While there’s nothing in this new U.S. Army circular about staring at goats, it highlights an increasing focus on enhanced human performance throughout the DOD. The Air Force Research Laboratory is looking into ways of enhancing learning through the use of novel neurotechnologies or even maximize human physical potential by gathering revolutionary new levels of data about the human body.
Meanwhile, the U.S. Army is also looking into ways to unlock the full potential of soldiers’ brains through technology. According to the Association of the United States Army (AUSA), some researchers claim that ”cognitive enhancement could be key to ensuring soldiers are physiologically equipped for the adversary of 2050.” The Defense Advanced Research Projects Agency (DARPA) and other military laboratories have been testing methods of improving learning and memory through auditory stimulation or biofeedback, or even how to restore memory functions in troops.
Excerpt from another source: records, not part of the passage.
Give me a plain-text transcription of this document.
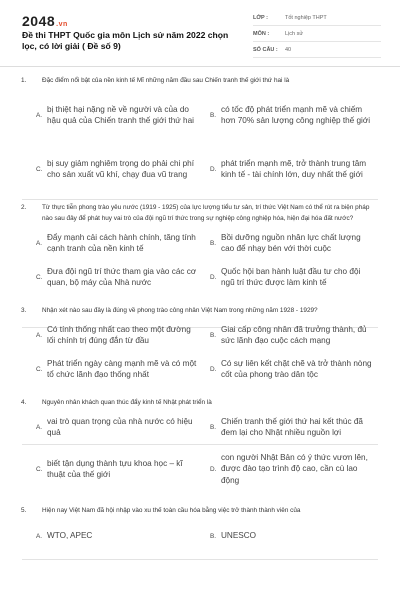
2048.vn
Đề thi THPT Quốc gia môn Lịch sử năm 2022 chọn lọc, có lời giải ( Đề số 9)
LỚP :	Tốt nghiệp THPT
MÔN :	Lịch sử
SỐ CÂU :	40
1. Đặc điểm nổi bật của nền kinh tế Mĩ những năm đầu sau Chiến tranh thế giới thứ hai là
A.
bị thiệt hại nặng nề về người và của do hậu quả của Chiến tranh thế giới thứ hai
B.
có tốc độ phát triển mạnh mẽ và chiếm hơn 70% sản lượng công nghiệp thế giới
C.
bị suy giảm nghiêm trọng do phải chi phí cho sản xuất vũ khí, chạy đua vũ trang
D.
phát triển mạnh mẽ, trở thành trung tâm kinh tế - tài chính lớn, duy nhất thế giới
2. Từ thực tiễn phong trào yêu nước (1919 - 1925) của lực lượng tiểu tư sản, trí thức Việt Nam có thể rút ra biện pháp nào sau đây để phát huy vai trò của đội ngũ trí thức trong sự nghiệp công nghiệp hóa, hiện đại hóa đất nước?
A.
Đẩy mạnh cải cách hành chính, tăng tính cạnh tranh của nền kinh tế
B.
Bồi dưỡng nguồn nhân lực chất lượng cao để nhạy bén với thời cuộc
C.
Đưa đội ngũ trí thức tham gia vào các cơ quan, bộ máy của Nhà nước
D.
Quốc hội ban hành luật đầu tư cho đội ngũ trí thức được làm kinh tế
3. Nhận xét nào sau đây là đúng về phong trào công nhân Việt Nam trong những năm 1928 - 1929?
A.
Có tính thống nhất cao theo một đường lối chính trị đúng đắn từ đầu
B.
Giai cấp công nhân đã trưởng thành, đủ sức lãnh đạo cuộc cách mạng
C.
Phát triển ngày càng mạnh mẽ và có một tổ chức lãnh đạo thống nhất
D.
Có sự liên kết chặt chẽ và trở thành nòng cốt của phong trào dân tộc
4. Nguyên nhân khách quan thúc đẩy kinh tế Nhật phát triển là
A.
vai trò quan trọng của nhà nước có hiệu quả
B.
Chiến tranh thế giới thứ hai kết thúc đã đem lại cho Nhật nhiều nguồn lợi
C.
biết tận dụng thành tựu khoa học – kĩ thuật của thế giới
D.
con người Nhật Bản có ý thức vươn lên, được đào tạo trình độ cao, cần cù lao động
5. Hiện nay Việt Nam đã hội nhập vào xu thế toàn cầu hóa bằng việc trở thành thành viên của
A. WTO, APEC	B. UNESCO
"There is an enormous amount of cognitive training that can be done, tapping into the networks of the brain that can be improved, like visual processing, memory and other things, even dramatic improvements,” said Amy Kruse, a former DARPA project manager. “The mind and the body are quite connected.”
It is that mind-body relationship that ties this new U.S. Army training circular to this broader area of human performance research being conducted in DOD labs. One of the goals of the “Core Mental Skills” in the U.S. Army’s Advanced Situational Awareness circular is to “Mentally rehearse successful performances to program the mind and body to perform automatically and without hesitation.”
Thus, the goals of the training circular, while lofty and intriguing, are certainly grounded in reality. “Without the Soldier, weapons and tactics are useless,” the training circular reads. Why wouldn’t Army leadership want those soldiers to have the best cognitive tools available to them in order to best apply weapons and tactics and “out-perceive” their enemies?